As predicted, Kilauea erupted violently on Thursday morning, spewing lava bombs and ash into the atmosphere.

Kilauea is causing huge fissures to rip open the ground on the Big Island, with 22 now exposed in Puna.

Reporting in the early hours of Friday morning in Hawaii, Matt Gutman said: “You can see it gurgling and bubbling that lava dozens of feet into the air.

“What’s incredible is that we are actually seeing molten rock ooze down the hill. That rock is 1100 degrees.

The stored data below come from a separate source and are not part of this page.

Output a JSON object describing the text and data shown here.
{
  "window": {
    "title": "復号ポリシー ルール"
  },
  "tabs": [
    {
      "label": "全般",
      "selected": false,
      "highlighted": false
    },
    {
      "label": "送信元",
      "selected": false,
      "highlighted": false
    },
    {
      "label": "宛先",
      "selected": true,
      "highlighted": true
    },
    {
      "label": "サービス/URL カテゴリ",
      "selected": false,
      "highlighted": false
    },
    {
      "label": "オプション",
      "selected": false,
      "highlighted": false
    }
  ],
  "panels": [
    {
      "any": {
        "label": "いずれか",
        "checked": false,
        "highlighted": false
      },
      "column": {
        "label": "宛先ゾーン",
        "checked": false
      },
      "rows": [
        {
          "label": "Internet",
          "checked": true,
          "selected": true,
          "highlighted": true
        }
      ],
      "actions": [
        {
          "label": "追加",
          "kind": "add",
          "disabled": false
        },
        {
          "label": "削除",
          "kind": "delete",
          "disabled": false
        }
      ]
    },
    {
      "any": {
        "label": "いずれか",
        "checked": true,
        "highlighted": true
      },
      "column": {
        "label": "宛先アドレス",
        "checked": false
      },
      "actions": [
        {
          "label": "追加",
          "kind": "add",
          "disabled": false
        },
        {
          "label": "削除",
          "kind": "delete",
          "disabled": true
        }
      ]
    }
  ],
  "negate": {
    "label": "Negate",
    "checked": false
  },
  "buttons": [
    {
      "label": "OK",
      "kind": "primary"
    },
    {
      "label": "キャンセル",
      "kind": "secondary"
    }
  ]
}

You can see it over there another fissure bursting and just beyond that trees, smoking, they have just been lit on fire.

Perhaps the oddest report made during this continuing natural disaster was the fact that golfers were continuing to enjoy the greens at the Volcano Golf Club prior this major eruption.

Since the Thursday eruption, there is a new term that is now entering the collective vocabulary: Vog.

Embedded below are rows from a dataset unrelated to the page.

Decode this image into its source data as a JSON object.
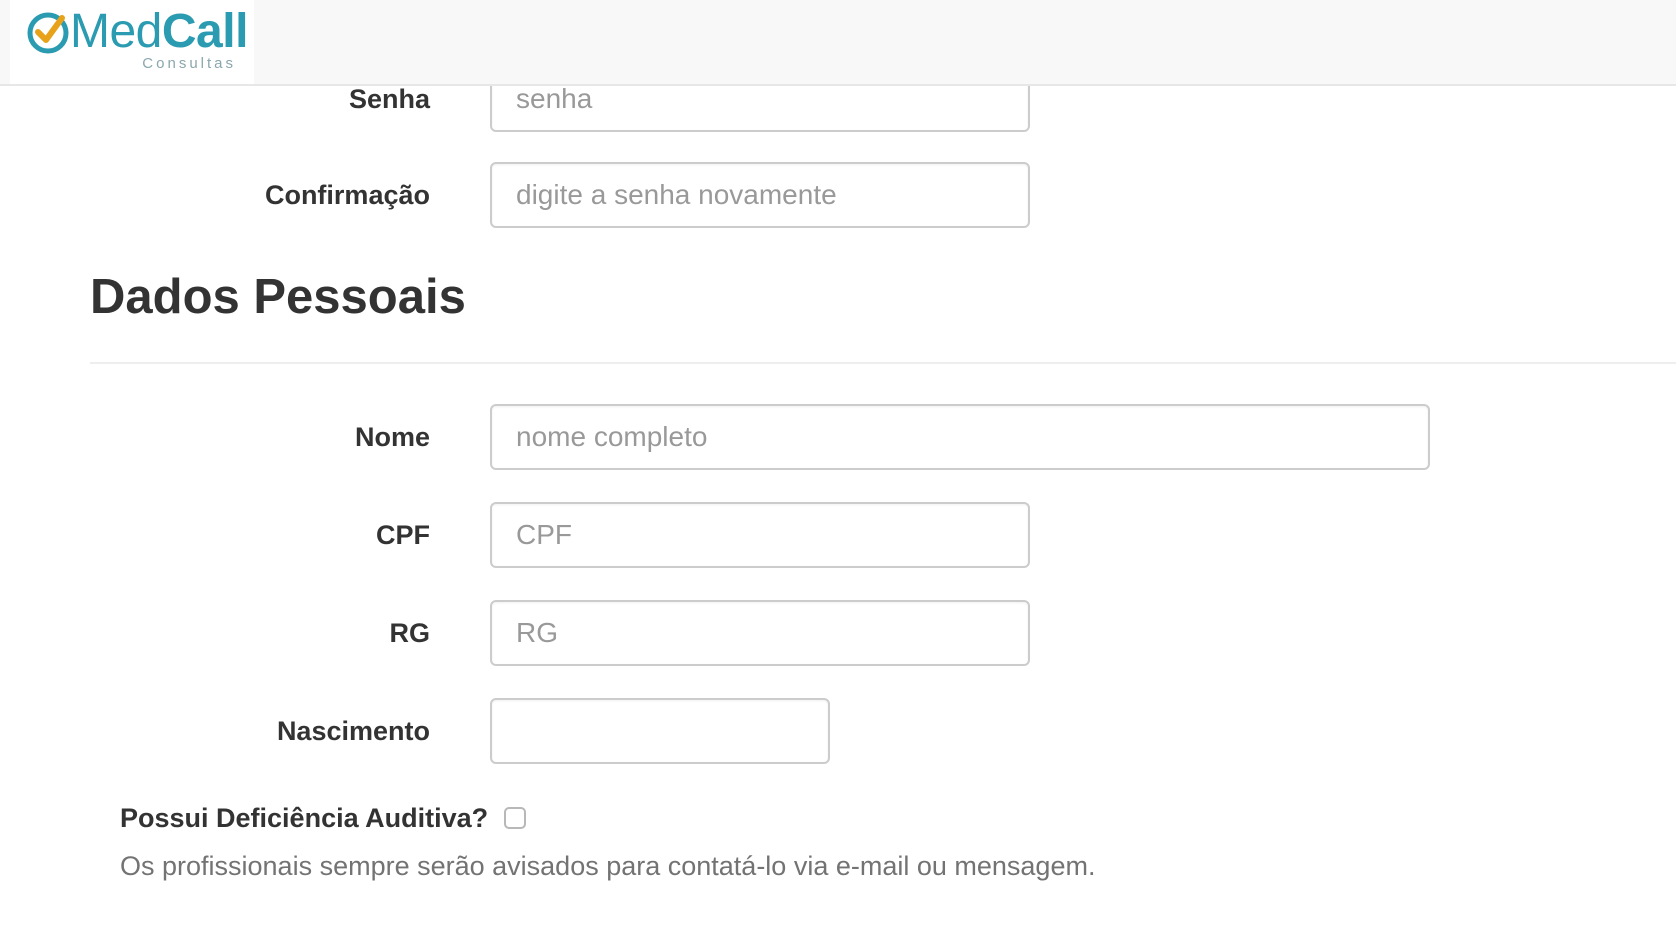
{
  "brand": {
    "name_part1": "Med",
    "name_part2": "Call",
    "tagline": "Consultas",
    "icon": "check-circle-icon",
    "color": "#2a9bb0",
    "check_color": "#e8a21a"
  },
  "credentials": {
    "password": {
      "label": "Senha",
      "placeholder": "senha",
      "value": ""
    },
    "confirmation": {
      "label": "Confirmação",
      "placeholder": "digite a senha novamente",
      "value": ""
    }
  },
  "personal": {
    "title": "Dados Pessoais",
    "name": {
      "label": "Nome",
      "placeholder": "nome completo",
      "value": ""
    },
    "cpf": {
      "label": "CPF",
      "placeholder": "CPF",
      "value": ""
    },
    "rg": {
      "label": "RG",
      "placeholder": "RG",
      "value": ""
    },
    "birth": {
      "label": "Nascimento",
      "placeholder": "",
      "value": ""
    },
    "hearing_impairment": {
      "label": "Possui Deficiência Auditiva?",
      "checked": false,
      "help": "Os profissionais sempre serão avisados para contatá-lo via e-mail ou mensagem."
    }
  }
}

Vog (volcanic emissions + smog) results when sulfur dioxide and other gases react with oxygen and moisture in the presence of sunlight and is now the reason thousands of dust masks are now being distributed to Hawaiians.

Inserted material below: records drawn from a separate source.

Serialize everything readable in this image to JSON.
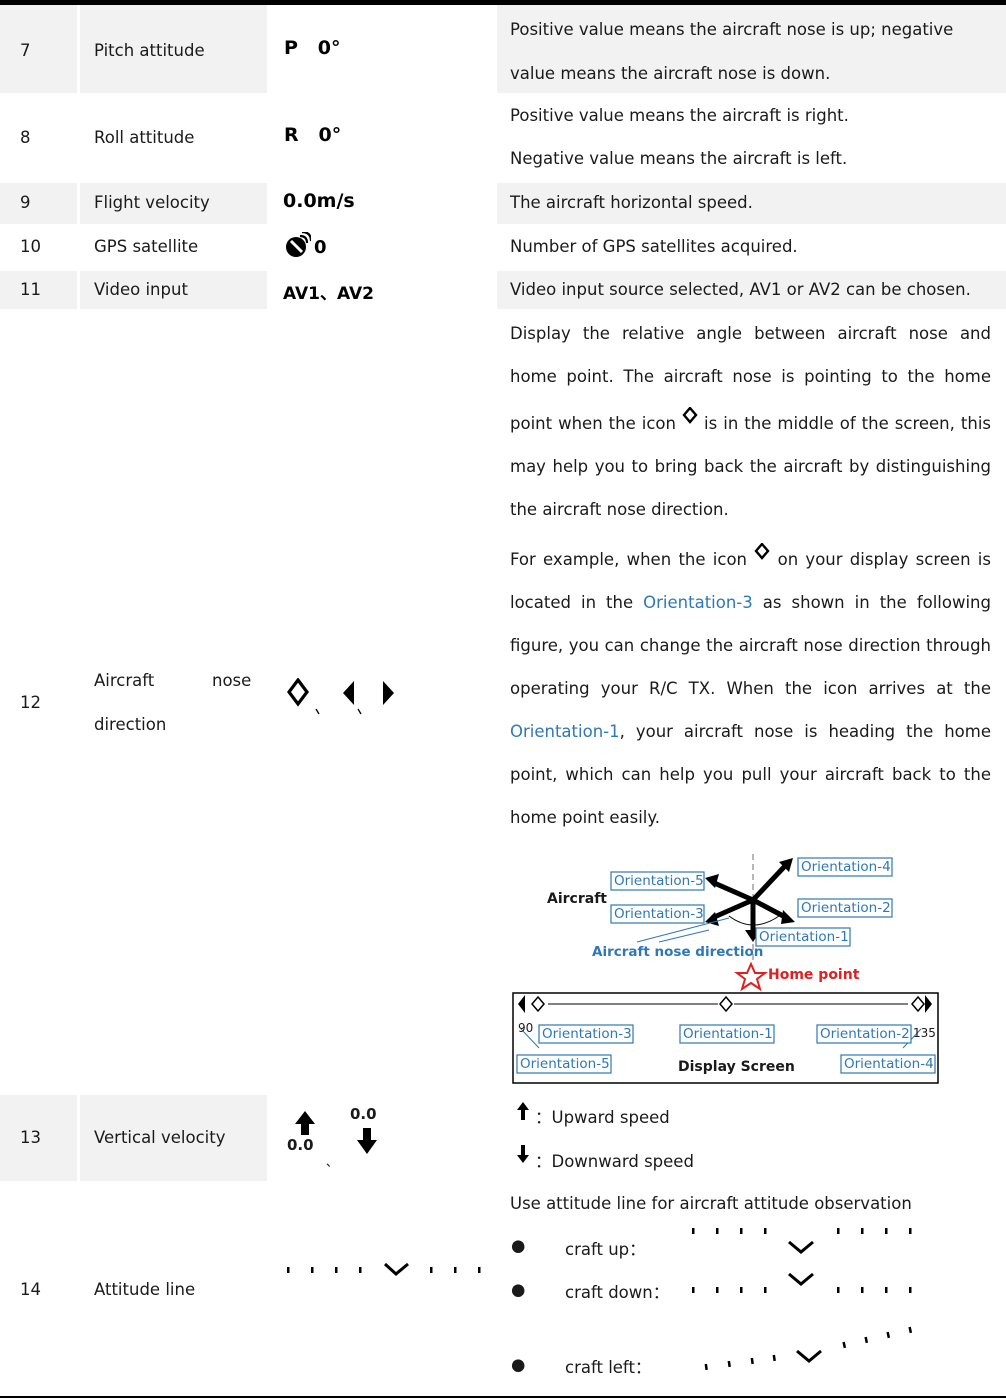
{
  "rows": [
    {
      "num": "7",
      "name": "Pitch attitude",
      "symbol": "P   0°",
      "desc": [
        "Positive value means the aircraft nose is up; negative",
        "value means the aircraft nose is down."
      ]
    },
    {
      "num": "8",
      "name": "Roll attitude",
      "symbol": "R   0°",
      "desc": [
        "Positive value means the aircraft is right.",
        "Negative value means the aircraft is left."
      ]
    },
    {
      "num": "9",
      "name": "Flight velocity",
      "symbol": "0.0m/s",
      "desc": [
        "The aircraft horizontal speed."
      ]
    },
    {
      "num": "10",
      "name": "GPS satellite",
      "symbol": "0",
      "desc": [
        "Number of GPS satellites acquired."
      ]
    },
    {
      "num": "11",
      "name": "Video input",
      "symbol": "AV1、AV2",
      "desc": [
        "Video input source selected, AV1 or AV2 can be chosen."
      ]
    },
    {
      "num": "12",
      "name_a": "Aircraft",
      "name_b": "nose",
      "name_c": "direction",
      "p1": "Display the relative angle between aircraft nose and home point. The aircraft nose is pointing to the home point when the icon",
      "p1b": "is in the middle of the screen, this may help you to bring back the aircraft by distinguishing the aircraft nose direction.",
      "p2a": "For example, when the icon",
      "p2b": "on your display screen is located in the",
      "p2link": "Orientation-3",
      "p2c": "as shown in the following figure, you can change the aircraft nose direction through operating your R/C TX. When the icon arrives at the",
      "p2link2": "Orientation-1",
      "p2d": ", your aircraft nose is heading the home point, which can help you pull your aircraft back to the home point easily."
    },
    {
      "num": "13",
      "name": "Vertical velocity",
      "up_value": "0.0",
      "down_value": "0.0",
      "desc_up": "：Upward speed",
      "desc_down": "：Downward speed"
    },
    {
      "num": "14",
      "name": "Attitude line",
      "intro": "Use attitude line for aircraft attitude observation",
      "items": [
        "craft up：",
        "craft down：",
        "craft left："
      ]
    }
  ],
  "figure": {
    "aircraft_label": "Aircraft",
    "nose_label": "Aircraft nose direction",
    "home_label": "Home point",
    "o1": "Orientation-1",
    "o2": "Orientation-2",
    "o3": "Orientation-3",
    "o4": "Orientation-4",
    "o5": "Orientation-5",
    "screen_label": "Display Screen",
    "left_deg": "90",
    "right_deg": "135"
  },
  "colors": {
    "blue": "#2f78b5",
    "home_red": "#e02020",
    "row_alt": "#f2f2f2"
  }
}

Hawaii County officials had distributed about 2,000 N95 masks, but cautioned that they would not protect against gases and vapors.

The sulfur dioxide was an immediate concern to people living near the fissures. However, the ash was ranging farther from the mountain. Winds blowing a plume emanating from crater 30,000 feet in the air were mostly directing it away from people.

The event has sent Hawaiian homeowners on a quest to get volcano protection included in insurance policies.

…Because the community sits in a zone deemed by the U.S. Geological Survey to have a high risk of lava, few insurance companies will issues policies there.

But homeowners are not without options. One possibility is the Hawaii Property Insurance Association, a nonprofit collection of insurance companies created by state lawmakers in 1991 to provide basic property insurance for people who are unable to buy coverage in the private market.

The horror of seeing houses turned to ash has motivated some people who went without insurance to scramble to purchase a policy. The association announced last week that it would issue policies to uninsured homeowners in the affected area – but they will have to wait six months.

May 18th was the 38th anniversary of the eruption of Mt. St. Helens in Washington. One worry that has been expressed is that there will be a more violent eruption of Kilauea that will impact the region as significantly as the Northwest’s infamous volcano.

Such a massive eruption will not occur because the chemistries and geology of the two volcanoes are different. Hawaiian magmas are “runnier” because they contain more metal and less silica.

“It’s like if you’re blowing bubbles in milk versus blowing bubbles into yogurt. If you blow bubbles into yogurt, it’s going to take longer for that gas to be released, and when it releases, its going to fling yogurt in your face,” [ Erika Rader, a volcanologist at the University of Idaho] says.

As a reminder of the Mt. St. Helens disaster, here is video:

57 people died during the 1980 event, which generated 540 million tons of ash. Mot of the volcano’s victims succumbed to asphyxiation by gases or hot ash. While there are no reports of death and serious injury, I urge those who want to get “up close and personal” with the volcano to be cautious.

The dust masks will not offer protection from toxic gases or refrigerator-sized lava bombs.